Les conseillers ont su s’adapter à la situation, d’après Patrick Cloutier. Prospecter et contacter de nouveaux clients étant plus difficile, ils concentrent leurs efforts auprès de leurs clients actuels.

Il ajoute que la crise suscite aussi de nouveaux besoins. À cet égard, une entente de partenariat entre la division Groupe Cloutier Avantages Sociaux et Medisys, soutenue par Telus Santé, a été annoncée le 30 mars relativement à un service de télémédecine destiné aux 790 membres, gestionnaires et propriétaires de résidences du Regroupement québécois des résidences pour aînés.
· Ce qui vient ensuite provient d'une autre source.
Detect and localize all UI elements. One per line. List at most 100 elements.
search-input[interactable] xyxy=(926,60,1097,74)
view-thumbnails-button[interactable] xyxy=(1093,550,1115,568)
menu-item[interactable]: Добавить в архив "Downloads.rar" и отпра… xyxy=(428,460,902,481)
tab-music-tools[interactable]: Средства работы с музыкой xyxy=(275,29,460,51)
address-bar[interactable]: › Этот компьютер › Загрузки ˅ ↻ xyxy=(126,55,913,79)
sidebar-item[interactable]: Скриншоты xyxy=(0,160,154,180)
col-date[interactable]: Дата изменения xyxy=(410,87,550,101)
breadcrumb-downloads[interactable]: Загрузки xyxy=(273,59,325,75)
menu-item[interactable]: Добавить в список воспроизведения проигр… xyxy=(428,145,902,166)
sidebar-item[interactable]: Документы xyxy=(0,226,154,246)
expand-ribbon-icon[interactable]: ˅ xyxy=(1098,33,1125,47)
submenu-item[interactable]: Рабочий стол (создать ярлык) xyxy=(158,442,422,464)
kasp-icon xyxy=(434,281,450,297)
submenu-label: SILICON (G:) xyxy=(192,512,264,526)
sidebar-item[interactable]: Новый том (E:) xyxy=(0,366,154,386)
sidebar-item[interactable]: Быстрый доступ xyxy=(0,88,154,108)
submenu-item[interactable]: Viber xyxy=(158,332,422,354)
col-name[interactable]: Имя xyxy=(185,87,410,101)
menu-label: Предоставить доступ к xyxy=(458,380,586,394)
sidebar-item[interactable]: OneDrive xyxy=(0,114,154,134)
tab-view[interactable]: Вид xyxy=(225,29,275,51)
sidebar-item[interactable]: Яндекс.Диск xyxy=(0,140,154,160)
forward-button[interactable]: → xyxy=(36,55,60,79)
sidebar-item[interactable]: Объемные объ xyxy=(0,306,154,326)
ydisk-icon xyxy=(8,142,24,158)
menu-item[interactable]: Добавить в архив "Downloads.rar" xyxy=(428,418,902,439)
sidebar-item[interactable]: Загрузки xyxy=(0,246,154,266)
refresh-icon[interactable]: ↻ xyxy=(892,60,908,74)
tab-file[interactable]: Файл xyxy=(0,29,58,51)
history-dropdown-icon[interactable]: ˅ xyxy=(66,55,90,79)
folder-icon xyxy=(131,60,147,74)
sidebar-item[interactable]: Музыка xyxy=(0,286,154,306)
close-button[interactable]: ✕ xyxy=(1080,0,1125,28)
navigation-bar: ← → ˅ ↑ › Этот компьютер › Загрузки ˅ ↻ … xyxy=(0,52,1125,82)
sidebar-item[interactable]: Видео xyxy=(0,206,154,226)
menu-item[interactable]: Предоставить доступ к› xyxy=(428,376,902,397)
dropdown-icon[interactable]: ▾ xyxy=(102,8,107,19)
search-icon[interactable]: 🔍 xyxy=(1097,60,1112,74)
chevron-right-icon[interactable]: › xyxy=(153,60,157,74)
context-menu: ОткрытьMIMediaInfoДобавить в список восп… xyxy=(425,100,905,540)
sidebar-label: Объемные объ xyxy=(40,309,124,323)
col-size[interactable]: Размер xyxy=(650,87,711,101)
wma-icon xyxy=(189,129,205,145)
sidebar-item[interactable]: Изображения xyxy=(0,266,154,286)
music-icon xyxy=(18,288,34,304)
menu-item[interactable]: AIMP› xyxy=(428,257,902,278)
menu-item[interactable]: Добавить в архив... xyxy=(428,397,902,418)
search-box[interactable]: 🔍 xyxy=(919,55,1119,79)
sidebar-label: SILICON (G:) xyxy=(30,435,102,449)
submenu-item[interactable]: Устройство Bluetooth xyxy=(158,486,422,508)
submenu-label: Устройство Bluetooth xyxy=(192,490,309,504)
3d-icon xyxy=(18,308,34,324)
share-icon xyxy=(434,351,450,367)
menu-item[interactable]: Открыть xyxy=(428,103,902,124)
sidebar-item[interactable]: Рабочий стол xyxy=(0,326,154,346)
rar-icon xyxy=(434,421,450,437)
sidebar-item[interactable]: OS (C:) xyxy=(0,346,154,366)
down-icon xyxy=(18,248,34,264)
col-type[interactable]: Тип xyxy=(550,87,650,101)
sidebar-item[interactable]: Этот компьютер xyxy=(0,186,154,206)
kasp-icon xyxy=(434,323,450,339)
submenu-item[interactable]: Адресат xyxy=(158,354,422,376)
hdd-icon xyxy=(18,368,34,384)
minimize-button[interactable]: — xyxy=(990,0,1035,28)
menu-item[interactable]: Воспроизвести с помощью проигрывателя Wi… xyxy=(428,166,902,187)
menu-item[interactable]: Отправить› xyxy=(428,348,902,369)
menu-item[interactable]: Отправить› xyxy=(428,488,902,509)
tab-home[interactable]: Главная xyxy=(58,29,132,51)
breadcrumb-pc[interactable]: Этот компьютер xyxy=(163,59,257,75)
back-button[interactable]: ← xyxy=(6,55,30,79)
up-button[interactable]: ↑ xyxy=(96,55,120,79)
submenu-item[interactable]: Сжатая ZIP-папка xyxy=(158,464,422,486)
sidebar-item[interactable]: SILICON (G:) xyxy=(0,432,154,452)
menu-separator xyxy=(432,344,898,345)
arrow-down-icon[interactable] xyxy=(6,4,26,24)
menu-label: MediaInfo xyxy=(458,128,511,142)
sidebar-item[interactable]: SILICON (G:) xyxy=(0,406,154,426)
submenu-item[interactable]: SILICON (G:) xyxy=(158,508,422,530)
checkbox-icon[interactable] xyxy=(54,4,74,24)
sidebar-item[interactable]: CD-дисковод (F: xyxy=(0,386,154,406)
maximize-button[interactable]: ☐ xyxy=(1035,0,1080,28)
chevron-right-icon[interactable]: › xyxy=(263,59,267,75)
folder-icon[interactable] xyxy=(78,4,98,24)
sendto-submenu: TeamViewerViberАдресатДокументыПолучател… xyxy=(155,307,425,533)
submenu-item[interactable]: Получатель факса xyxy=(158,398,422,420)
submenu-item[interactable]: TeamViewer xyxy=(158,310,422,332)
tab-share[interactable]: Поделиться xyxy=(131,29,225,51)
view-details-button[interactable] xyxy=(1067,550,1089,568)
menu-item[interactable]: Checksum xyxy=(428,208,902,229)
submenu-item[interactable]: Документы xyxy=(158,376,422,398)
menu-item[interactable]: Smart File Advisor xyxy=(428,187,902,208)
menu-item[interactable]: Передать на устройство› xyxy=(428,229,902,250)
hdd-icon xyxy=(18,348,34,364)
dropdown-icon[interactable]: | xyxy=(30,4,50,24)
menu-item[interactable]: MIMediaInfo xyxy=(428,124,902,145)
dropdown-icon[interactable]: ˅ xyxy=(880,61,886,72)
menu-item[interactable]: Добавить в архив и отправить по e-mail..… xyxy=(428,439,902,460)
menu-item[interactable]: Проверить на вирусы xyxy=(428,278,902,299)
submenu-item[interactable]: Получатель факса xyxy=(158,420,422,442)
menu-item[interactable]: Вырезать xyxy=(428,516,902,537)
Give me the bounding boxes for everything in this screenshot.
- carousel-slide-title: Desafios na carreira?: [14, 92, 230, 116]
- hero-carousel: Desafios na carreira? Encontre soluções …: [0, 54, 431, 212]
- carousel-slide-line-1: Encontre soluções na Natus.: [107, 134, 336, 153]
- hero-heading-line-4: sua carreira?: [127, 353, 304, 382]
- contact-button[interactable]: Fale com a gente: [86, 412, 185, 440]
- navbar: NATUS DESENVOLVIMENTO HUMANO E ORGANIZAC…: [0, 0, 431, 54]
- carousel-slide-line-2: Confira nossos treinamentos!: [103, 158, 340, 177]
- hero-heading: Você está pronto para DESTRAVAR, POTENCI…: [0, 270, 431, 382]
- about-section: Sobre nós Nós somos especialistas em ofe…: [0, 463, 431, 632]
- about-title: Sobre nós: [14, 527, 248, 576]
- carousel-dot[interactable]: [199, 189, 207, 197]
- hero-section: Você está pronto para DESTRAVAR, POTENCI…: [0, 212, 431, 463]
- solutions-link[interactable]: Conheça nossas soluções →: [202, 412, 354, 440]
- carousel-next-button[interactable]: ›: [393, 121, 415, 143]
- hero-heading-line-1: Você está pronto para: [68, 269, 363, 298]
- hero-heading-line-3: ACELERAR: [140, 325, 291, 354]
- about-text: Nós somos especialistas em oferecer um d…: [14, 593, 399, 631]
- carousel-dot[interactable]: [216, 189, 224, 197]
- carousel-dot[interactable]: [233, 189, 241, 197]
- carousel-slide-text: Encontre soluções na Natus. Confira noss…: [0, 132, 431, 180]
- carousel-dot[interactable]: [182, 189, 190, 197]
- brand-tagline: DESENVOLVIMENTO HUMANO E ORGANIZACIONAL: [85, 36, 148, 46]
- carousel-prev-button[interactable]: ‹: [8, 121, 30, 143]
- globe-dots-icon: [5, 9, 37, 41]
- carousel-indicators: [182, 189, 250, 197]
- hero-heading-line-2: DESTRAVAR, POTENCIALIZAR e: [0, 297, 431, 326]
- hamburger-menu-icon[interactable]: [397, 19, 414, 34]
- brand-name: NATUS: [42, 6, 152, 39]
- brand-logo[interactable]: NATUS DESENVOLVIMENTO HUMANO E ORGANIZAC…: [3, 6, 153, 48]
L’entente permet aux aînés et aux employés de ces résidences de consulter un professionnel de la santé à l’aide d’une application installée sur un téléphone, une tablette ou un ordinateur, par messagerie texte ou vidéo sécurisées.

«Sans dire qu’on s’est réinventé, certaines pratiques d’affaires adoptées au cours de la présente transition devraient perdurer», dit Patrick Cloutier. Bien que les rencontres en personne devraient continuer de jouer un rôle important dans l’avenir, on ne peut ignorer les avantages des rencontres virtuelles, cite-t-il en exemple.

«Nos partenaires, que ce soit des assureurs ou des manufacturiers de fonds, ont facilité notre transition, par exemple en rendant accessibles différents formulaires ou fonctionnalités électroniques. Mais depuis le début de la crise, tous les employés communiquent aussi énormément. Leur implication, leurs idées sont à l’origine de plusieurs des actions que nous avons mises en oeuvre pour nous adapter à cette nouvelle réalité virtuelle», illustre Patrick Cloutier.

La pandémie a accéléré l’adoption de la technologie de la part des consommateurs, mais aussi des conseillers, selon lui. Cela se voit en matière de souscriptions électroniques, mais aussi de télétravail. Cette réalité pourrait lui permettre d’aider et de soutenir encore mieux les conseillers dans leur carrière.